Thomas Dunne: St. Martin's. Feb. 2019. 288p. ISBN 9781250076045. $27.99; ebk. ISBN 9781466887374. F
OrangeReviewStarAfter waiting ten years to get a visa for herself and her daughter Larissa to emigrate from Ukraine to the United States, Nadia discovers, to her horror, that only her application has been accepted. At the American embassy, she makes a split-second decision: to seize the opportunity to start making a better life for them both. Twenty-year-old Larissa will stay behind until her application for asylum is granted. Seven years later, Nadia is still slogging away as a nanny in Brooklyn and a home health caregiver, barely mustering the energy to join her few middle-aged Russian friends for the occasional ladies' night at a local club.
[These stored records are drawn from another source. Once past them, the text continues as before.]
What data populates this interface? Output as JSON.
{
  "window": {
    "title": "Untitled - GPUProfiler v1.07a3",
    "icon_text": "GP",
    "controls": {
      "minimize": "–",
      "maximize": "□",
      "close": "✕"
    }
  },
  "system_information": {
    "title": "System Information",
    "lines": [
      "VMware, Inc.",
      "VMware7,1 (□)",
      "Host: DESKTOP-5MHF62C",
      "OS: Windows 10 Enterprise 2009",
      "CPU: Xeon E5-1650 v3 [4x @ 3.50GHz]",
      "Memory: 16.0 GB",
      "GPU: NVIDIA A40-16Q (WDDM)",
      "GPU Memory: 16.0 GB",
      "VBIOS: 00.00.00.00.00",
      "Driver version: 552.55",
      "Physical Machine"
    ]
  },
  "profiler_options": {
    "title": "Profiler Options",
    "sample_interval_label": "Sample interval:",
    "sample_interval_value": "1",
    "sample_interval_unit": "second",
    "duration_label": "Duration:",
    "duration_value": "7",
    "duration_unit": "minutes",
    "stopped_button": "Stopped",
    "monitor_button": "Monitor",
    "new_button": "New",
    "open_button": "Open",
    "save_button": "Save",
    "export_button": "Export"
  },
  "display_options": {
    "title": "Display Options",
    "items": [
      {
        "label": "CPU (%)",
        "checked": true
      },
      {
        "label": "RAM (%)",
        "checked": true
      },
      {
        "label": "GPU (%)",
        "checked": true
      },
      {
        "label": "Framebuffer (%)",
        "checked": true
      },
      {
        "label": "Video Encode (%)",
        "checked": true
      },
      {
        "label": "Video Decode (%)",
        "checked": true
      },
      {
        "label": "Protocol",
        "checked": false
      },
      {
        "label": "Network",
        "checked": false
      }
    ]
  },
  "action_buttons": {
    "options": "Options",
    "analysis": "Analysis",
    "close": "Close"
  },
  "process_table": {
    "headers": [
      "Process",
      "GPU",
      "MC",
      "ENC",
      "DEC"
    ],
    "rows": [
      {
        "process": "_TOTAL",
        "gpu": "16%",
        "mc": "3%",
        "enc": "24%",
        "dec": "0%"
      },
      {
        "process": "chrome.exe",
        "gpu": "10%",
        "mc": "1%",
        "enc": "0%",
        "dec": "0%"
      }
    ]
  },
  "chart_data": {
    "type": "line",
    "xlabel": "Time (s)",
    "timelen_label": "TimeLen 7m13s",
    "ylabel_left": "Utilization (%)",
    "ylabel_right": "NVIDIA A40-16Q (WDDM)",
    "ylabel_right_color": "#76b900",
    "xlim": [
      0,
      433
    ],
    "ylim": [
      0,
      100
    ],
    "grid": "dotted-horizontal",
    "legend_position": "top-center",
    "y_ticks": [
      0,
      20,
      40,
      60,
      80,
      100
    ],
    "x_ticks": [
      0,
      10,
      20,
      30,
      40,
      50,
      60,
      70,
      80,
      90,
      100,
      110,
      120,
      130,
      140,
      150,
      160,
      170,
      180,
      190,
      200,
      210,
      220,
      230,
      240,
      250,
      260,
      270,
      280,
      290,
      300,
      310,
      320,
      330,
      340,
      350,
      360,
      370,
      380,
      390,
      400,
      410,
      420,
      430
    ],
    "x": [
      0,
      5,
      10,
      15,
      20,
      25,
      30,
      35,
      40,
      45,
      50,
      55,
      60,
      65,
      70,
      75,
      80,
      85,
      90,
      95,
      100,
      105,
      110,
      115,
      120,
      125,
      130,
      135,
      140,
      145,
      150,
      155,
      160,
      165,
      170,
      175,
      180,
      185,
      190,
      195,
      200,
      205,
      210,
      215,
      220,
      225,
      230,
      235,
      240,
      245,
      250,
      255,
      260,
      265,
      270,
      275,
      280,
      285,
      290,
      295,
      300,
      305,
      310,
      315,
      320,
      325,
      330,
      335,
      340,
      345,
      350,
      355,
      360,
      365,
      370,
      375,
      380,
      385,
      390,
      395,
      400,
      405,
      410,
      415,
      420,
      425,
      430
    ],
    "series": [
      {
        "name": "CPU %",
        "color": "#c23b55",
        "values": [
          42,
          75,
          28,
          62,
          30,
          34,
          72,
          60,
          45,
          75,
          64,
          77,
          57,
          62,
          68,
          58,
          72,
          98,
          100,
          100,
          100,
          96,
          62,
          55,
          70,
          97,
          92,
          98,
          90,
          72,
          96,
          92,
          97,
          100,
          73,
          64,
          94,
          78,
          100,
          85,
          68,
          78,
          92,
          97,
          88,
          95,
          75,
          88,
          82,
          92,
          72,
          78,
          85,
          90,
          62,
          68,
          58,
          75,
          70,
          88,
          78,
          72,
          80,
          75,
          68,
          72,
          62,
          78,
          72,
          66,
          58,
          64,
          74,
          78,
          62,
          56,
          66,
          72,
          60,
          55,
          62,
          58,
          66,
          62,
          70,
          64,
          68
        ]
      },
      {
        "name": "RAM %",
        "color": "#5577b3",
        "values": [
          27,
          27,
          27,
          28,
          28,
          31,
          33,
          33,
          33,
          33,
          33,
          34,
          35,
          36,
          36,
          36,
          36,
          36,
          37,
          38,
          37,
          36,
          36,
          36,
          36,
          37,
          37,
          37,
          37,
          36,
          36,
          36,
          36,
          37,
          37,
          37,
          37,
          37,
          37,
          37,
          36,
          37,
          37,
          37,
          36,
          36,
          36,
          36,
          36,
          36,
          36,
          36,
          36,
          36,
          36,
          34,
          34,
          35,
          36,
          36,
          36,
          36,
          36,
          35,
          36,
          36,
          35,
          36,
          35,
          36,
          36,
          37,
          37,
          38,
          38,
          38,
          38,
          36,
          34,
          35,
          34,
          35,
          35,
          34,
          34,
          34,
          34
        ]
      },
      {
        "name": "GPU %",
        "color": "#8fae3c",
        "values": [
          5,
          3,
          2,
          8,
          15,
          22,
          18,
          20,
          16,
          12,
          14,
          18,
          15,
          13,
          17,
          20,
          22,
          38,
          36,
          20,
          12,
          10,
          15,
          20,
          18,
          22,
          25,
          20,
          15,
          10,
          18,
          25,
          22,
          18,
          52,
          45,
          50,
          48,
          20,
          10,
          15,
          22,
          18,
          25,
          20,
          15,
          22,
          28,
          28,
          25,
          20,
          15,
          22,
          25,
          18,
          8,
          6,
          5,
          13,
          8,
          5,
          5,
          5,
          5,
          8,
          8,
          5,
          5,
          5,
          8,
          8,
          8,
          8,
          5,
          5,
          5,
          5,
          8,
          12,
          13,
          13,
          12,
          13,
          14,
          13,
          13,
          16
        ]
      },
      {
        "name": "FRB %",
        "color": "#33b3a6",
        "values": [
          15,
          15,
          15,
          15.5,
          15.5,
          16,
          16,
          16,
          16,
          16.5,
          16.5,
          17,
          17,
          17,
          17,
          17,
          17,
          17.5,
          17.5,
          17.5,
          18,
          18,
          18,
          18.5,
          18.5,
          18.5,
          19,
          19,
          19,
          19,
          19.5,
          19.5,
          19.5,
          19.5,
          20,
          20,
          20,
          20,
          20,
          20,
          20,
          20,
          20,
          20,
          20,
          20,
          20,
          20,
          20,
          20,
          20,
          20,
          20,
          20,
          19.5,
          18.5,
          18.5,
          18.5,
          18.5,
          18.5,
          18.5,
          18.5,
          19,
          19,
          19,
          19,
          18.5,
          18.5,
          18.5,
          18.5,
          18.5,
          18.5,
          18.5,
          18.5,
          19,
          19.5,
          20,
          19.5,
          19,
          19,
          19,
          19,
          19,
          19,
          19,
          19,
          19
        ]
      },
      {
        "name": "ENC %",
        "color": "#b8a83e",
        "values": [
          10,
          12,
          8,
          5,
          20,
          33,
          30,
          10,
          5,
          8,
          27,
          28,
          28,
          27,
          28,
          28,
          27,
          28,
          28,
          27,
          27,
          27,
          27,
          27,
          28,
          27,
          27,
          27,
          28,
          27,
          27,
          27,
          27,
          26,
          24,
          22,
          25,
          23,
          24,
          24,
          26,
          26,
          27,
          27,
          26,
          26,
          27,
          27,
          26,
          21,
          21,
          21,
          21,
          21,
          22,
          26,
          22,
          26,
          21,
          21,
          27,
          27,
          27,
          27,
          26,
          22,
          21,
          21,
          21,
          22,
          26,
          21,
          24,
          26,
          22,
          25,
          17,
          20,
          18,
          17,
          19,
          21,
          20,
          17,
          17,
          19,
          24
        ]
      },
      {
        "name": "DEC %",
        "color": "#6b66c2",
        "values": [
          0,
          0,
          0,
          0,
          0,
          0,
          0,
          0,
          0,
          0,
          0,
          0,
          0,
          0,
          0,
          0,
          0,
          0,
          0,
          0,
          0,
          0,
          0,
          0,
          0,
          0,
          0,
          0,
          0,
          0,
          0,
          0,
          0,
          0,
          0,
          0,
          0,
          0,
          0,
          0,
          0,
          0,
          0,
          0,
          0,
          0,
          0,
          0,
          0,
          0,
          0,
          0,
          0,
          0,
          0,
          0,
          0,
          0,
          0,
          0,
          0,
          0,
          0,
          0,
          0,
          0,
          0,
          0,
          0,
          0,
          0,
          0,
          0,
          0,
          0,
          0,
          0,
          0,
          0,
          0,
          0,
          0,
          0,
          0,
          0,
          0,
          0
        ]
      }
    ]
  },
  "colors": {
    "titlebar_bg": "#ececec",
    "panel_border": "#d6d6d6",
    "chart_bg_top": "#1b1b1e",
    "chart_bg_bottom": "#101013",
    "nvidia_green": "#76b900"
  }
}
Her Skype calls and texts with Larissa are limited, and it's clear that Larissa is bitter, their relationship strained. As Nadia obsessively tracks Vladimir Putin's aggressions toward the Ukraine and frets about Larissa's diabetes and access to insulin, she crafts a desperate plan so they can be reunited. Flashbacks give insight to Nadia's personality and her rationale for her decisions. She's a sympathetic, supremely practical, and deeply caring mother.
VERDICT Reyn (What Happened to Anna K) has written a moving, contemporary look at the immigrant experience. Recommended.